Кондотьер в Венеции ли, в Падуе,
Русский царь вблизи речных зыбей
Не сравнятся с римским императором.
Почему? – не спрашивай меня.
Сам себе побудь экзаменатором,
Верность чувству смутному храня.
И поймешь, разглядывая медного,
Отстраняя жизни смертный шум:
Потому что конь ступает медленно,
Потому что всадник не угрюм,
Потому что взвинченность наскучила
И жестокость сердцу не мила,
А мила глубокая задумчивость,
Тихий сумрак позы и чела.
«Через Неву я проезжал в автобусе…»
Через Неву я проезжал в автобусе,
Ненастный день под вечер посветлел,
Ни ливня больше не было, ни мороси,
Была усталость; белые, как мел,
Колонны Биржи мне казались знаками
Судьбы, надежды слабой, но живой,
И я подумал, глядя на заплаканное,
Но с кое-где сквозящей синевой:
Голубизны расплывчатым сиянием
В разрывах туч блестит оно, слепя,
Как человек, измученный страданием
И приходящий медленно в себя,
И этот блеск милей сплошной безоблачности,
Лазури южной ласковей любой.
Что ж удивляться нашей зачарованности?
Мы ту же муку знаем за собой.
«В цеху разделочном, мясном кипит работа…»
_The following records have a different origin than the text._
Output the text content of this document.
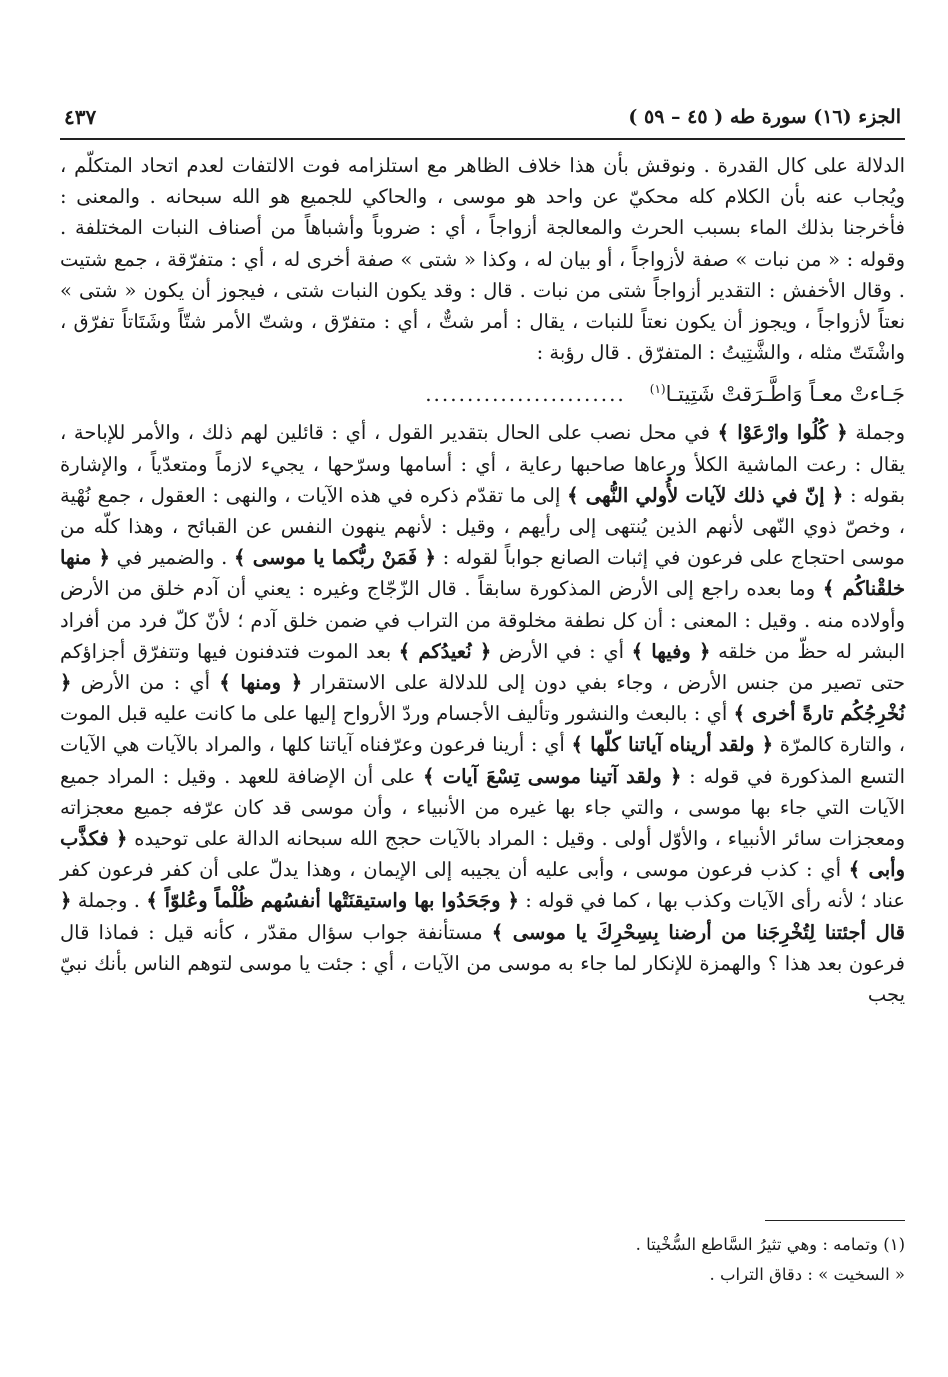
الجزء (١٦) سورة طه ( ٤٥ – ٥٩ )
٤٣٧

الدلالة على كال القدرة . ونوقش بأن هذا خلاف الظاهر مع استلزامه فوت الالتفات لعدم اتحاد المتكلّم ، ويُجاب عنه بأن الكلام كله محكيّ عن واحد هو موسى ، والحاكي للجميع هو الله سبحانه . والمعنى : فأخرجنا بذلك الماء بسبب الحرث والمعالجة أزواجاً ، أي : ضروباً وأشباهاً من أصناف النبات المختلفة . وقوله : « من نبات » صفة لأزواجاً ، أو بيان له ، وكذا « شتى » صفة أخرى له ، أي : متفرّقة ، جمع شتيت . وقال الأخفش : التقدير أزواجاً شتى من نبات . قال : وقد يكون النبات شتى ، فيجوز أن يكون « شتى » نعتاً لأزواجاً ، ويجوز أن يكون نعتاً للنبات ، يقال : أمر شتٌّ ، أي : متفرّق ، وشتّ الأمر شتّاً وشَتَاتاً تفرّق ، واشْتَتّ مثله ، والشَّتِيتُ : المتفرّق . قال رؤبة :

جَـاءتْ معـاً وَاطَّـرَقتْ شَتِيتـا$^{(١)}$
........................

وجملة ﴿ كُلُوا وارْعَوْا ﴾ في محل نصب على الحال بتقدير القول ، أي : قائلين لهم ذلك ، والأمر للإباحة ، يقال : رعت الماشية الكلأ ورعاها صاحبها رعاية ، أي : أسامها وسرّحها ، يجيء لازماً ومتعدّياً ، والإشارة بقوله : ﴿ إنّ في ذلك لآيات لأُولي النُّهى ﴾ إلى ما تقدّم ذكره في هذه الآيات ، والنهى : العقول ، جمع نُهْية ، وخصّ ذوي النّهى لأنهم الذين يُنتهى إلى رأيهم ، وقيل : لأنهم ينهون النفس عن القبائح ، وهذا كلّه من موسى احتجاج على فرعون في إثبات الصانع جواباً لقوله : ﴿ فَمَنْ ربُّكما يا موسى ﴾ . والضمير في ﴿ منها خلقْناكُم ﴾ وما بعده راجع إلى الأرض المذكورة سابقاً . قال الزّجّاج وغيره : يعني أن آدم خلق من الأرض وأولاده منه . وقيل : المعنى : أن كل نطفة مخلوقة من التراب في ضمن خلق آدم ؛ لأنّ كلّ فرد من أفراد البشر له حظّ من خلقه ﴿ وفيها ﴾ أي : في الأرض ﴿ نُعيدُكم ﴾ بعد الموت فتدفنون فيها وتتفرّق أجزاؤكم حتى تصير من جنس الأرض ، وجاء بفي دون إلى للدلالة على الاستقرار ﴿ ومنها ﴾ أي : من الأرض ﴿ نُخْرِجُكُم تارةً أخرى ﴾ أي : بالبعث والنشور وتأليف الأجسام وردّ الأرواح إليها على ما كانت عليه قبل الموت ، والتارة كالمرّة ﴿ ولقد أريناه آياتنا كلّها ﴾ أي : أرينا فرعون وعرّفناه آياتنا كلها ، والمراد بالآيات هي الآيات التسع المذكورة في قوله : ﴿ ولقد آتينا موسى تِسْعَ آيات ﴾ على أن الإضافة للعهد . وقيل : المراد جميع الآيات التي جاء بها موسى ، والتي جاء بها غيره من الأنبياء ، وأن موسى قد كان عرّفه جميع معجزاته ومعجزات سائر الأنبياء ، والأوّل أولى . وقيل : المراد بالآيات حجج الله سبحانه الدالة على توحيده ﴿ فكذَّب وأبى ﴾ أي : كذب فرعون موسى ، وأبى عليه أن يجيبه إلى الإيمان ، وهذا يدلّ على أن كفر فرعون كفر عناد ؛ لأنه رأى الآيات وكذب بها ، كما في قوله : ﴿ وجَحَدُوا بها واستيقنَتْها أنفسُهم ظُلْماً وعُلوّاً ﴾ . وجملة ﴿ قال أجئتنا لِتُخْرِجَنا من أرضنا بِسِحْرِكَ يا موسى ﴾ مستأنفة جواب سؤال مقدّر ، كأنه قيل : فماذا قال فرعون بعد هذا ؟ والهمزة للإنكار لما جاء به موسى من الآيات ، أي : جئت يا موسى لتوهم الناس بأنك نبيّ يجب

(١) وتمامه : وهي تثيرُ السَّاطع السُّخْيتا .

« السخيت » : دقاق التراب .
В цеху разделочном, мясном кипит работа,
Ползет продукция по скользким желобам.
Мне удовольствия не доставляет что-то
Жизнь и не кажется осмысленной. А вам?
И дня б не выдержал я на таком участке
Земного, душного, кровавого труда.
Болтать о вечности, Вселенной строить глазки…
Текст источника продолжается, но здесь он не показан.